Publicado em 10/09/2012 Atualizado em 14/12/2020

Paranapiacaba: As atrações de uma vila inglesa pertinho de São Paulo


Por Rafael Carvalho

Escondida no alto da Serra do Mar e pertinho de São Paulo, Paranapiacaba é uma agradável surpresa ainda desconhecida por muitos paulistanos. A vila que surgiu em 1860 associada à construção da estrada de ferro São Paulo Railway, que ligaria a capital ao Porto de Santos, é uma relíquia da arquitetura no estilo inglês.

A herança vem justamente dos ingleses que participaram da construção da linha férrea e se instalaram ali. Primeiro vieram os operários e depois os operadores e profissionais que faziam a manutenção da São Paulo Railway.

A Vila de Paranapiacaba cresceu – pouco – ao redor da estação de trem, onde fica a Torre do Relógio Johnnie Walker Benson, símbolo da cidade que serviu para regular os horários das locomotivas e o ponto dos trabalhadores.

Dali também partem passeios curtos, de cerca de dez minutos, na centenária Maria Fumaça de 1867 (todos os dias, das 10h às 17h). O Museu Tecnológico Ferroviário (todos os dias, das 9h às 16h) abriga locomotivas e objetos usados na ferrovia.

Uma outra atração da cidade fica por conta da natureza. De uma hora para outra, uma forte neblina encobre as casinhas de madeira e você mal consegue enxergar o outro lado da rua. Clima mais inglês, impossível.

A Rua Direita abriga os barzinhos, restaurantes e lojinhas, lotados no feriado em que visitamos a cidade, que pertence ao município de Santo André. As opções são poucas, mas os preços são bons, assim como o self-service à vontade. O famoso Bar da Zilda tem as mesas na calçada mais disputadas, mas não deixe de conferir as outras opções rua acima, onde os valores são menos inflacionados.

 

 

 

 

 

No encontro da Av. R Alves e a rua Campos Sales, uma simpática pracinha guarda o Antigo Mercado, construído em 1899, que passou há pouco por uma grande reforma e hoje é um centro multicultural. O prédio estava completamente vazio, mas a arquitetura é linda.

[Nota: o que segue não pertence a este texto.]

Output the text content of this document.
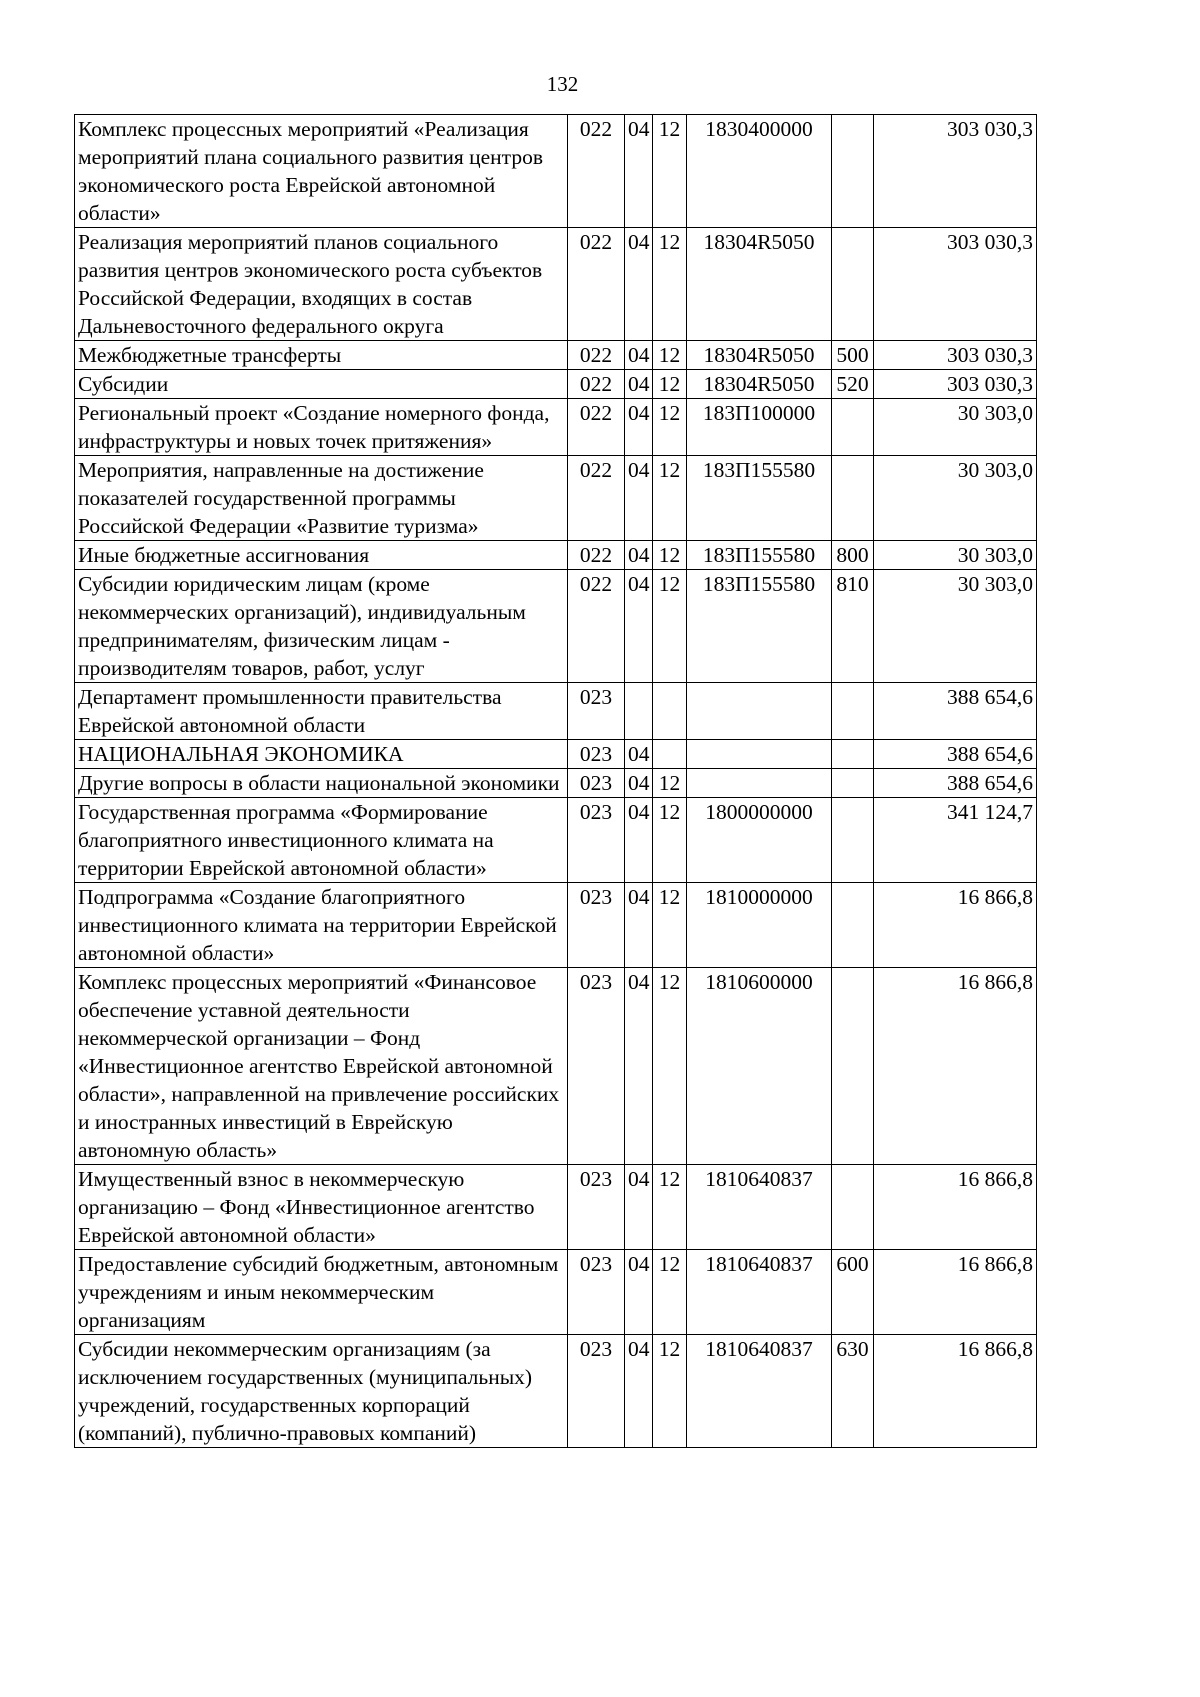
132
Комплекс процессных мероприятий «Реализация мероприятий плана социального развития центров экономического роста Еврейской автономной области»	022	04	12	1830400000		303 030,3
Реализация мероприятий планов социального развития центров экономического роста субъектов Российской Федерации, входящих в состав Дальневосточного федерального округа	022	04	12	18304R5050		303 030,3
Межбюджетные трансферты	022	04	12	18304R5050	500	303 030,3
Субсидии	022	04	12	18304R5050	520	303 030,3
Региональный проект «Создание номерного фонда, инфраструктуры и новых точек притяжения»	022	04	12	183П100000		30 303,0
Мероприятия, направленные на достижение показателей государственной программы Российской Федерации «Развитие туризма»	022	04	12	183П155580		30 303,0
Иные бюджетные ассигнования	022	04	12	183П155580	800	30 303,0
Субсидии юридическим лицам (кроме некоммерческих организаций), индивидуальным предпринимателям, физическим лицам - производителям товаров, работ, услуг	022	04	12	183П155580	810	30 303,0
Департамент промышленности правительства Еврейской автономной области	023					388 654,6
НАЦИОНАЛЬНАЯ ЭКОНОМИКА	023	04				388 654,6
Другие вопросы в области национальной экономики	023	04	12			388 654,6
Государственная программа «Формирование благоприятного инвестиционного климата на территории Еврейской автономной области»	023	04	12	1800000000		341 124,7
Подпрограмма «Создание благоприятного инвестиционного климата на территории Еврейской автономной области»	023	04	12	1810000000		16 866,8
Комплекс процессных мероприятий «Финансовое обеспечение уставной деятельности некоммерческой организации – Фонд «Инвестиционное агентство Еврейской автономной области», направленной на привлечение российских и иностранных инвестиций в Еврейскую автономную область»	023	04	12	1810600000		16 866,8
Имущественный взнос в некоммерческую организацию – Фонд «Инвестиционное агентство Еврейской автономной области»	023	04	12	1810640837		16 866,8
Предоставление субсидий бюджетным, автономным учреждениям и иным некоммерческим организациям	023	04	12	1810640837	600	16 866,8
Субсидии некоммерческим организациям (за исключением государственных (муниципальных) учреждений, государственных корпораций (компаний), публично-правовых компаний)	023	04	12	1810640837	630	16 866,8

Pertinho dali, no alto de um morro, fica o Museu Castelinho (terça a domingo, das 9h às 16h). A antiga casa do engenheiro-chefe da São Paulo Railway apresenta uma exposição permanente com acervo de peças da ferrovia. Não deixe de fazer a trilha “escondida”, que sai do casarão e leva o visitante pelo meio do mato até os antigos galpões dos trens, no pé da montanha.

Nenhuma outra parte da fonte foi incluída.